I have this array:
float (*probability)[4];
This is 2D array but i don't know the number of first [], this can be calculate in some function after and in that function I don't know how to malloc() this array.
My code is like this:
int main(int argc, char ** argv){
float (*probability)[4];
some_function_to_malloc(&probability);
return 0;
}
Firstly, float (*probability)[4] is not a 2D array. It is a pointer to a 1D array containing four float. They are different things.
Second, an idiom to use malloc() without introducing unintended type errors is
probability = malloc(sizeof (*probability) * number_desired);
Doing that in a function with a passed argument will be
void some_function_to_malloc(float (**probability)[4])
{
*probability = malloc(sizeof(**probability) * number_desired);
}
Don't forget to #include <stdlib.h> in order to use malloc().

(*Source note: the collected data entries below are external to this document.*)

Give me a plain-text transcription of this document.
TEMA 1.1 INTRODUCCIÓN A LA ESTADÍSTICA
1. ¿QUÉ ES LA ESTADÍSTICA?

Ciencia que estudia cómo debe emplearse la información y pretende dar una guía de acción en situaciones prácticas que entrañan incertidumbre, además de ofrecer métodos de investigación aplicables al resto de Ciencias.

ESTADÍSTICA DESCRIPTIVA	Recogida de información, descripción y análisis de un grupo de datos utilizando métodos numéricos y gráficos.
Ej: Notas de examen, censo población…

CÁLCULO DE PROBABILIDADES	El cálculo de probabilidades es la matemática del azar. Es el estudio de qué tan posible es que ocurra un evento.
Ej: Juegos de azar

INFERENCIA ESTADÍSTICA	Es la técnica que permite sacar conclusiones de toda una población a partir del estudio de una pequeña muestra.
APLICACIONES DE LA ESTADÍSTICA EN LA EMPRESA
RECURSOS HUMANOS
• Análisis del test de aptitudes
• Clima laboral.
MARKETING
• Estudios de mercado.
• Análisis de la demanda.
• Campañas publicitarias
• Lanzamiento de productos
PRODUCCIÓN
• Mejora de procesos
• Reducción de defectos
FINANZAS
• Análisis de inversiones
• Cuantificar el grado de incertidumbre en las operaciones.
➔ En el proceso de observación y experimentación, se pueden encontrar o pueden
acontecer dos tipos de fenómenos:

A complete example would be
#include<stdio.h>
#include<stdlib.h>
void malloc_fn(float (**x)[4]){
*x=malloc(sizeof((**x))); // allocating for one int[4]
}
int main(void)
{
int i;
float (*probability)[4];
malloc_fn(&probability);
for(i=0;i<4;i++){
(*probability)[i]=i;
// As pointers support array-style dereferencing,
// (*(probability+0))[i] is equivalent to probability[0][i]
// Note we have only allocated memory for one int[4] in our function
// So probability[1] points to another int[4], which we have not allocated.
// (*probability)[i]=i; is equivalent to probability[0][i]=i, See printf
}
printf("Printing the array\n");
for(i=0;i<4;i++){
printf("%f\n",probability[0][i]); // Equivalent to (*probability)[i]
}
return 0;
}